Ce n’est certes pas la seule allusion à l’Holocauste par le ministre de la Justice qui a déclenché un tel vacarme : la référence au génocide des juifs par les nazis fait partie du quotidien des citoyens israéliens. Depuis sa naissance, l’État israélien n’a cessé de brandir le spectre d’Auschwitz pour justifier sa politique sécuritaire, jusqu’à légitimer, quand cela fut nécessaire, l’option du nucléaire militaire. La plupart de ses hommes politiques ne se sont pas privés d’utiliser un « blindage moral » forgé dans les charniers, à charge pour eux d’en assumer la contrepartie. Élie Wiesel ne les avait-il pas engagés à défendre « Un État […] juif et pour cela […] plus humain que n’importe quel autre » ?

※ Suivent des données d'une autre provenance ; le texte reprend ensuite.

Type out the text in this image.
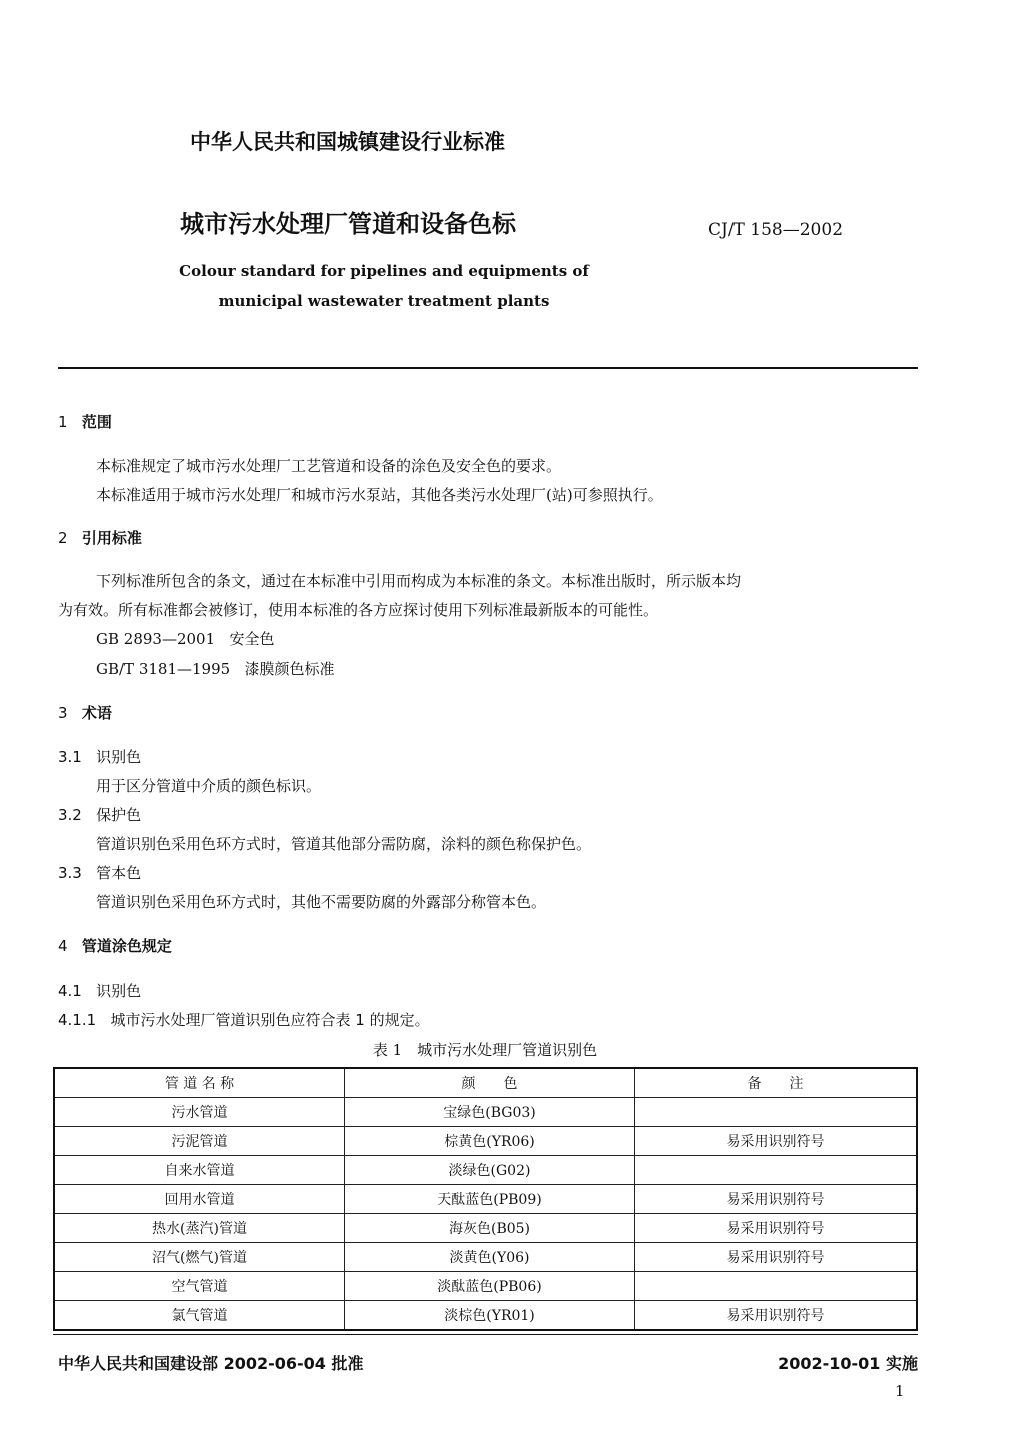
中华人民共和国城镇建设行业标准
城市污水处理厂管道和设备色标	CJ/T 158—2002
Colour standard for pipelines and equipments of
municipal wastewater treatment plants
1 范围
本标准规定了城市污水处理厂工艺管道和设备的涂色及安全色的要求。
本标准适用于城市污水处理厂和城市污水泵站，其他各类污水处理厂(站)可参照执行。
2 引用标准
下列标准所包含的条文，通过在本标准中引用而构成为本标准的条文。本标准出版时，所示版本均
为有效。所有标准都会被修订，使用本标准的各方应探讨使用下列标准最新版本的可能性。
GB 2893—2001 安全色
GB/T 3181—1995 漆膜颜色标准
3 术语
3.1 识别色
用于区分管道中介质的颜色标识。
3.2 保护色
管道识别色采用色环方式时，管道其他部分需防腐，涂料的颜色称保护色。
3.3 管本色
管道识别色采用色环方式时，其他不需要防腐的外露部分称管本色。
4 管道涂色规定
4.1 识别色
4.1.1 城市污水处理厂管道识别色应符合表 1 的规定。
表 1　城市污水处理厂管道识别色
管 道 名 称	颜　　色	备　　注
污水管道	宝绿色(BG03)	
污泥管道	棕黄色(YR06)	易采用识别符号
自来水管道	淡绿色(G02)	
回用水管道	天酞蓝色(PB09)	易采用识别符号
热水(蒸汽)管道	海灰色(B05)	易采用识别符号
沼气(燃气)管道	淡黄色(Y06)	易采用识别符号
空气管道	淡酞蓝色(PB06)	
氯气管道	淡棕色(YR01)	易采用识别符号
中华人民共和国建设部 2002-06-04 批准	2002-10-01 实施
1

Quel leader arabe n’a pas déjà été comparé à Hitler dans une Knesset (l’Assemblée parlementaire israélienne) où l’insulte suprême consiste le plus souvent à traiter son adversaire de « nazi » ? Et lorsque Begin avait écrit à Ronald Reagan pour l’informer qu’il irait jusqu’à Beyrouth pour « appréhender Adolf Hitler dans son bunker » – entendez Yasser Arafat dans son bureau -, on ne sache pas que l’opinion publique israélienne en avait été retournée. Seulement voilà : à diaboliser l’autre avec les armes de l’inacceptable souffrance subie, on s’expose à ce que les comparaisons ne s’arrêtent pas en chemin. Et, de guerre en Intifada, les ravages de l’occupation militaire de la Palestine ont convaincu le monde entier que les fils de la Shoah sont de moins en moins fondés à revendiquer une quelconque « exception morale » au bénéfice de l’armée de leur pays.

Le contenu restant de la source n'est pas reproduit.